We have implemented the library libscansion that provides the class scansion to process a verse. It takes the verse itself as a string and a list of integers with expected numbers of metric syllables (NoS) sorted according to their probability. The rationale is that same-length verses tend to be grouped. This class has the speech, the rhythmic pattern, the rhyme, and the assonance as string attributes; the NoS and the position of the rhyme stress as integers; and the metric syllables as a list of strings and expected NoS as another of integers.

Scansion includes methods to translate each plain word into a tuple and represent the verse as a list of tuples. Each tuple has two elements: a list of phonological syllables and a PoS-tag (part of the speech). PoS-based rules and a dictionary determine the presence of metric stress in each word to mark tonic syllables. The list is flatted down as a list of syllables and reevaluated according to the expected NoS. Syllables are separated or joined according to the poetic rules of metre adjustment to meet the first element of the list of expected NoS. If it is impossible, the algorithm tries the following values until it succeeds, promoting the match to the first position. Once obtained a suitable syllabic distribution, the attributes are assigned values accordingly.

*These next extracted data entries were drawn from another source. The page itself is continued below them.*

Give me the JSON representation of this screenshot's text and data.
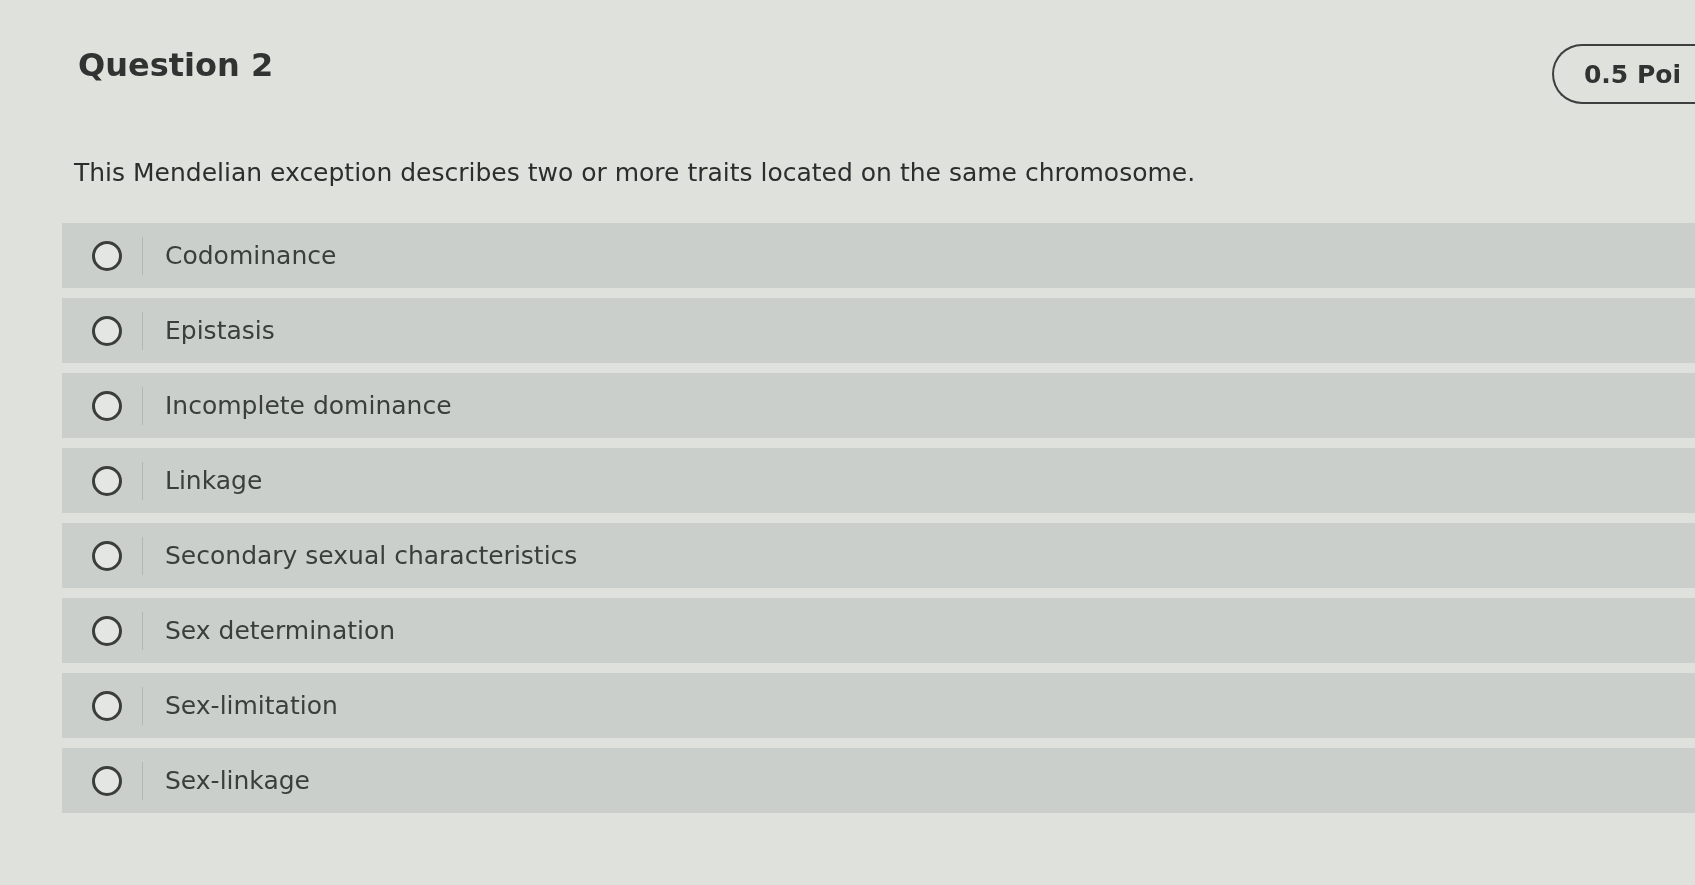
{
  "question": {
    "title": "Question 2",
    "points": "0.5 Poi",
    "prompt": "This Mendelian exception describes two or more traits located on the same chromosome."
  },
  "options": [
    {
      "label": "Codominance",
      "selected": false
    },
    {
      "label": "Epistasis",
      "selected": false
    },
    {
      "label": "Incomplete dominance",
      "selected": false
    },
    {
      "label": "Linkage",
      "selected": false
    },
    {
      "label": "Secondary sexual characteristics",
      "selected": false
    },
    {
      "label": "Sex determination",
      "selected": false
    },
    {
      "label": "Sex-limitation",
      "selected": false
    },
    {
      "label": "Sex-linkage",
      "selected": false
    }
  ]
}
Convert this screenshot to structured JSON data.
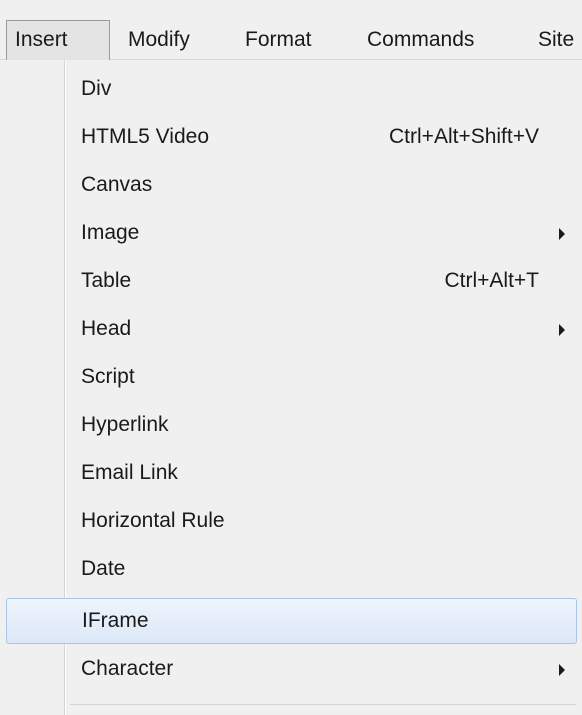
{
  "menubar": {
    "items": [
      {
        "label": "Insert"
      },
      {
        "label": "Modify"
      },
      {
        "label": "Format"
      },
      {
        "label": "Commands"
      },
      {
        "label": "Site"
      }
    ],
    "active_item": "Insert"
  },
  "insert_menu": {
    "items": [
      {
        "label": "Div",
        "shortcut": ""
      },
      {
        "label": "HTML5 Video",
        "shortcut": "Ctrl+Alt+Shift+V"
      },
      {
        "label": "Canvas",
        "shortcut": ""
      },
      {
        "label": "Image",
        "shortcut": "",
        "has_submenu": true
      },
      {
        "label": "Table",
        "shortcut": "Ctrl+Alt+T"
      },
      {
        "label": "Head",
        "shortcut": "",
        "has_submenu": true
      },
      {
        "label": "Script",
        "shortcut": ""
      },
      {
        "label": "Hyperlink",
        "shortcut": ""
      },
      {
        "label": "Email Link",
        "shortcut": ""
      },
      {
        "label": "Horizontal Rule",
        "shortcut": ""
      },
      {
        "label": "Date",
        "shortcut": ""
      },
      {
        "label": "IFrame",
        "shortcut": "",
        "highlighted": true
      },
      {
        "label": "Character",
        "shortcut": "",
        "has_submenu": true
      }
    ]
  },
  "colors": {
    "menu_background": "#f0f0f0",
    "highlight_background": "#dce8f8",
    "highlight_border": "#a9c5ea",
    "text": "#1a1a1a"
  },
  "icons": {
    "submenu": "submenu-arrow-icon"
  }
}
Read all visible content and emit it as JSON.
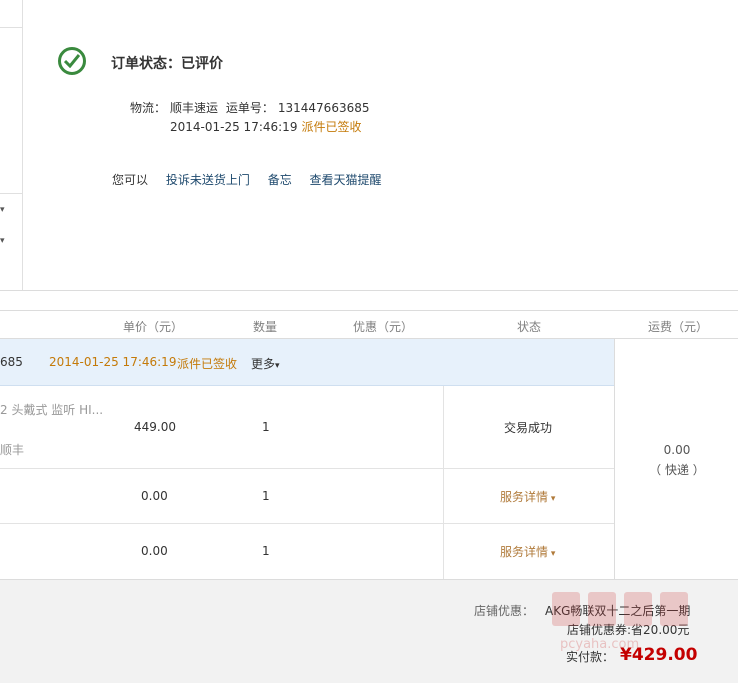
{
  "order_status": {
    "label": "订单状态：",
    "value": "已评价",
    "logistics_label": "物流：",
    "carrier": "顺丰速运",
    "tracking_label": "运单号：",
    "tracking_number": "131447663685",
    "timestamp": "2014-01-25 17:46:19",
    "delivery_status": "派件已签收",
    "actions_prefix": "您可以",
    "actions": [
      "投诉未送货上门",
      "备忘",
      "查看天猫提醒"
    ]
  },
  "table": {
    "headers": {
      "unit_price": "单价（元）",
      "quantity": "数量",
      "discount": "优惠（元）",
      "status": "状态",
      "shipping": "运费（元）"
    },
    "order_row": {
      "tracking_partial": "685",
      "timestamp": "2014-01-25 17:46:19",
      "status": "派件已签收",
      "more": "更多"
    },
    "items": [
      {
        "name": "2 头戴式 监听 HI...",
        "sub": "顺丰",
        "price": "449.00",
        "qty": "1",
        "status": "交易成功"
      },
      {
        "price": "0.00",
        "qty": "1",
        "status": "服务详情"
      },
      {
        "price": "0.00",
        "qty": "1",
        "status": "服务详情"
      }
    ],
    "shipping": {
      "amount": "0.00",
      "method": "（ 快递 ）"
    }
  },
  "footer": {
    "discount_label": "店铺优惠：",
    "discount_line1": "AKG畅联双十二之后第一期",
    "discount_line2": "店铺优惠券:省20.00元",
    "paid_label": "实付款：",
    "paid_amount": "¥429.00"
  },
  "watermark": {
    "text": "pcyaha.com"
  },
  "colors": {
    "accent_green": "#3a8a3e",
    "link": "#1f4a6e",
    "orange": "#c47a09",
    "price_red": "#c40000",
    "row_blue": "#e7f1fb"
  }
}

We iterate over the data frame creating an object for each verse, passing as parameters the speech—or joined speeches for shared verses—and a sorted list initialised with typical metres the first time. The relevant attributes of the object are added to the data frame, and the updated list of expected NoS is used to create the object again with the new verse. The resulting structure is stored as a CSV to be used in distant reading analyses.